01/07/2016

Richard Virenque, l'excitation du départ

Avec sept maillots à pois rouge de meilleur grimpeur ramené à Paris, Richard Virenque est le détenteur d’un record qu’il sera bien difficile à battre. Depuis plus de 10 ans il est Ambassadeur Carrefour sur la Grande Boucle. Chaque matin il est présent sur le stand pour y signer des autographe et peut ainsi mesurer combien est grande sa popularité. Il passe ensuite sur les antennes d’Eurosport pour suivre et commenter la course avec Guillaume Di Grazzia et son compère Jacky Durand.

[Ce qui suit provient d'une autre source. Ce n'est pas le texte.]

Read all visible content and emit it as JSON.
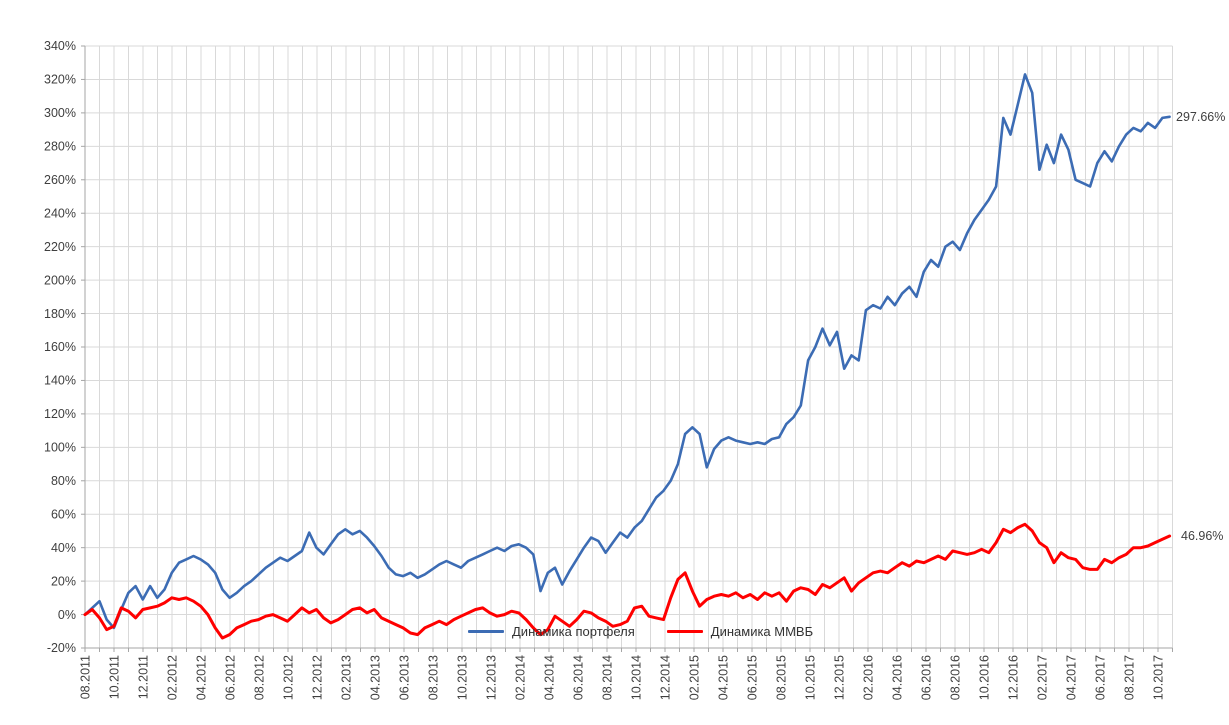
{
  "chart_data": {
    "type": "line",
    "title": "",
    "xlabel": "",
    "ylabel": "",
    "grid": true,
    "legend_position": "bottom-center-inside",
    "y_axis": {
      "min": -20,
      "max": 340,
      "step": 20,
      "tick_format": "percent"
    },
    "y_ticks": [
      "340%",
      "320%",
      "300%",
      "280%",
      "260%",
      "240%",
      "220%",
      "200%",
      "180%",
      "160%",
      "140%",
      "120%",
      "100%",
      "80%",
      "60%",
      "40%",
      "20%",
      "0%",
      "-20%"
    ],
    "x_labels": [
      "08.2011",
      "10.2011",
      "12.2011",
      "02.2012",
      "04.2012",
      "06.2012",
      "08.2012",
      "10.2012",
      "12.2012",
      "02.2013",
      "04.2013",
      "06.2013",
      "08.2013",
      "10.2013",
      "12.2013",
      "02.2014",
      "04.2014",
      "06.2014",
      "08.2014",
      "10.2014",
      "12.2014",
      "02.2015",
      "04.2015",
      "06.2015",
      "08.2015",
      "10.2015",
      "12.2015",
      "02.2016",
      "04.2016",
      "06.2016",
      "08.2016",
      "10.2016",
      "12.2016",
      "02.2017",
      "04.2017",
      "06.2017",
      "08.2017",
      "10.2017"
    ],
    "months_per_label": 2,
    "x_start_month": 0,
    "x_end_month": 74.8,
    "colors": {
      "grid": "#d9d9d9",
      "axis": "#a6a6a6",
      "text": "#3f3f3f"
    },
    "series": [
      {
        "name": "Динамика портфеля",
        "color": "#3c6cb4",
        "end_label": "297.66%",
        "end_value": 297.66,
        "values": [
          0,
          4,
          8,
          -3,
          -8,
          3,
          13,
          17,
          9,
          17,
          10,
          15,
          25,
          31,
          33,
          35,
          33,
          30,
          25,
          15,
          10,
          13,
          17,
          20,
          24,
          28,
          31,
          34,
          32,
          35,
          38,
          49,
          40,
          36,
          42,
          48,
          51,
          48,
          50,
          46,
          41,
          35,
          28,
          24,
          23,
          25,
          22,
          24,
          27,
          30,
          32,
          30,
          28,
          32,
          34,
          36,
          38,
          40,
          38,
          41,
          42,
          40,
          36,
          14,
          25,
          28,
          18,
          26,
          33,
          40,
          46,
          44,
          37,
          43,
          49,
          46,
          52,
          56,
          63,
          70,
          74,
          80,
          90,
          108,
          112,
          108,
          88,
          99,
          104,
          106,
          104,
          103,
          102,
          103,
          102,
          105,
          106,
          114,
          118,
          125,
          152,
          160,
          171,
          161,
          169,
          147,
          155,
          152,
          182,
          185,
          183,
          190,
          185,
          192,
          196,
          190,
          205,
          212,
          208,
          220,
          223,
          218,
          228,
          236,
          242,
          248,
          256,
          297,
          287,
          305,
          323,
          312,
          266,
          281,
          270,
          287,
          278,
          260,
          258,
          256,
          270,
          277,
          271,
          280,
          287,
          291,
          289,
          294,
          291,
          297,
          297.66
        ]
      },
      {
        "name": "Динамика ММВБ",
        "color": "#ff0000",
        "end_label": "46.96%",
        "end_value": 46.96,
        "values": [
          0,
          3,
          -2,
          -9,
          -7,
          4,
          2,
          -2,
          3,
          4,
          5,
          7,
          10,
          9,
          10,
          8,
          5,
          0,
          -8,
          -14,
          -12,
          -8,
          -6,
          -4,
          -3,
          -1,
          0,
          -2,
          -4,
          0,
          4,
          1,
          3,
          -2,
          -5,
          -3,
          0,
          3,
          4,
          1,
          3,
          -2,
          -4,
          -6,
          -8,
          -11,
          -12,
          -8,
          -6,
          -4,
          -6,
          -3,
          -1,
          1,
          3,
          4,
          1,
          -1,
          0,
          2,
          1,
          -3,
          -8,
          -12,
          -9,
          -1,
          -4,
          -7,
          -3,
          2,
          1,
          -2,
          -4,
          -7,
          -6,
          -4,
          4,
          5,
          -1,
          -2,
          -3,
          10,
          21,
          25,
          14,
          5,
          9,
          11,
          12,
          11,
          13,
          10,
          12,
          9,
          13,
          11,
          13,
          8,
          14,
          16,
          15,
          12,
          18,
          16,
          19,
          22,
          14,
          19,
          22,
          25,
          26,
          25,
          28,
          31,
          29,
          32,
          31,
          33,
          35,
          33,
          38,
          37,
          36,
          37,
          39,
          37,
          43,
          51,
          49,
          52,
          54,
          50,
          43,
          40,
          31,
          37,
          34,
          33,
          28,
          27,
          27,
          33,
          31,
          34,
          36,
          40,
          40,
          41,
          43,
          45,
          46.96
        ]
      }
    ]
  }
}
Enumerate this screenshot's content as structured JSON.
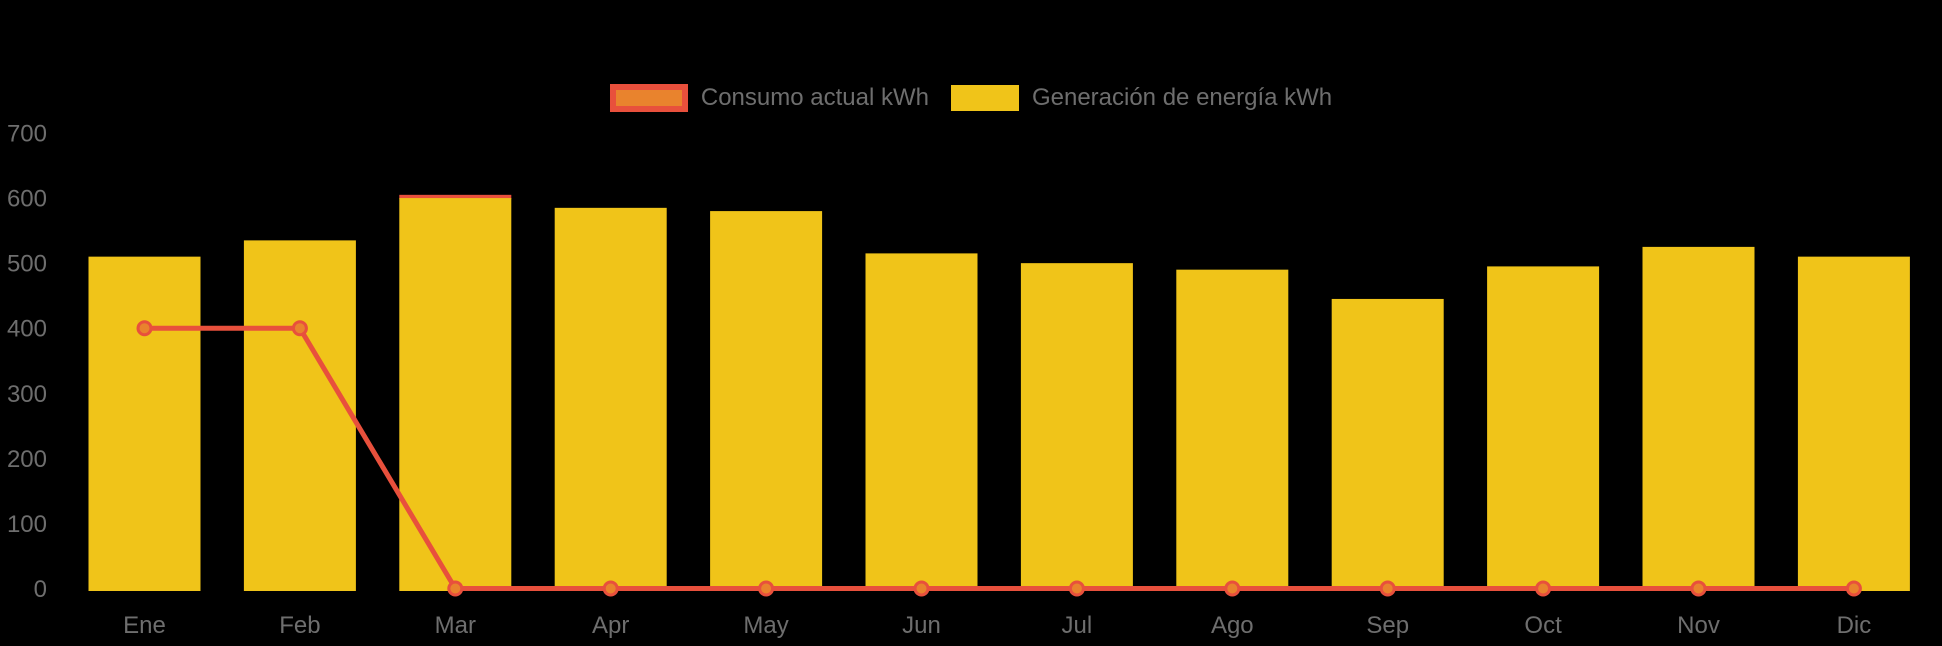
{
  "chart_data": {
    "type": "combo",
    "title": "",
    "categories": [
      "Ene",
      "Feb",
      "Mar",
      "Apr",
      "May",
      "Jun",
      "Jul",
      "Ago",
      "Sep",
      "Oct",
      "Nov",
      "Dic"
    ],
    "series": [
      {
        "name": "Consumo actual kWh",
        "type": "line",
        "values": [
          400,
          400,
          0,
          0,
          0,
          0,
          0,
          0,
          0,
          0,
          0,
          0
        ],
        "line_color": "#e8503c",
        "marker_fill": "#e9832d",
        "marker_stroke": "#e8503c"
      },
      {
        "name": "Generación de energía kWh",
        "type": "bar",
        "values": [
          510,
          535,
          600,
          585,
          580,
          515,
          500,
          490,
          445,
          495,
          525,
          510
        ],
        "bar_color": "#f0c419"
      }
    ],
    "bar_top_accent": {
      "category": "Mar",
      "value": 605,
      "color": "#e8503c"
    },
    "yticks": [
      0,
      100,
      200,
      300,
      400,
      500,
      600,
      700
    ],
    "ylim": [
      0,
      700
    ],
    "grid": false,
    "legend_position": "top-center",
    "background_color": "#000000",
    "axis_text_color": "#6e6e6e"
  }
}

L’approche du Tour est toujours un moment important dans l’année, même si l’excitation commence bien avant.

« En fait dès la présentation du parcours au mois d’octobre on ressent intérieurement beaucoup de sensations. Je n’ai pas besoin de me forcer pour imaginer la course, ce qui attend les coureurs au mois de juillet, ce qu’ils vont subir et passer. Je repère facilement les moments clés de la course, où il serait bon d’attaquer. Mais il est vrai que la course ne se conduit plus de la même manière que lorsque j’étais sur le vélo.

Ce sont des moments sympathiques à vivre et on en parle toute l’année. Le Tour de France tourne bien souvent, voire toujours, dans les conversations. Ce sentiment s’intensifie au fur et à mesure que l’on approche de l’échéance. Le fait de faire la valise et de se dire que l’on part sur le Tour de France apporte une certaine excitation…

Dès les premiers jours on entre dans le bain et il se trouve toujours un ami ou un ancien coéquipier pour se remémorer ce que nous faisions il y a quelques années de cela. Et naturellement on refait la course.

Ca fait plus de 10 Tours de France que je fais comme consultant mais quand j’arrive sur le Tour c’est toujours le même sentiment, très content d’être là. On ne peut pas comparer le Tour de France avec une autre course. Le Tour c’est à part, l’environnement est exceptionnel, la course, les médias, l’engouement du public, la ferveur, jamais on ne trouve ça ailleurs.

Avec mon comportement sur les routes du Tour et mes maillots à pois j’ai figé sur ma personne une certaine image, image complétement intégré à celle de Carrefour et j’en suis très fier. Aujourd’hui dès que l’on parle de Carrefour on pense au maillot à pois et on pense à moi. Tous les matins en allant au village départ j’ai l’impression que j’ai terminé ma carrière il y a très peu de temps, les gens me témoignent beaucoup de sympathie. Cette notoriété je l’ai bien vécu et lorsque le public me sollicite je réponds présent.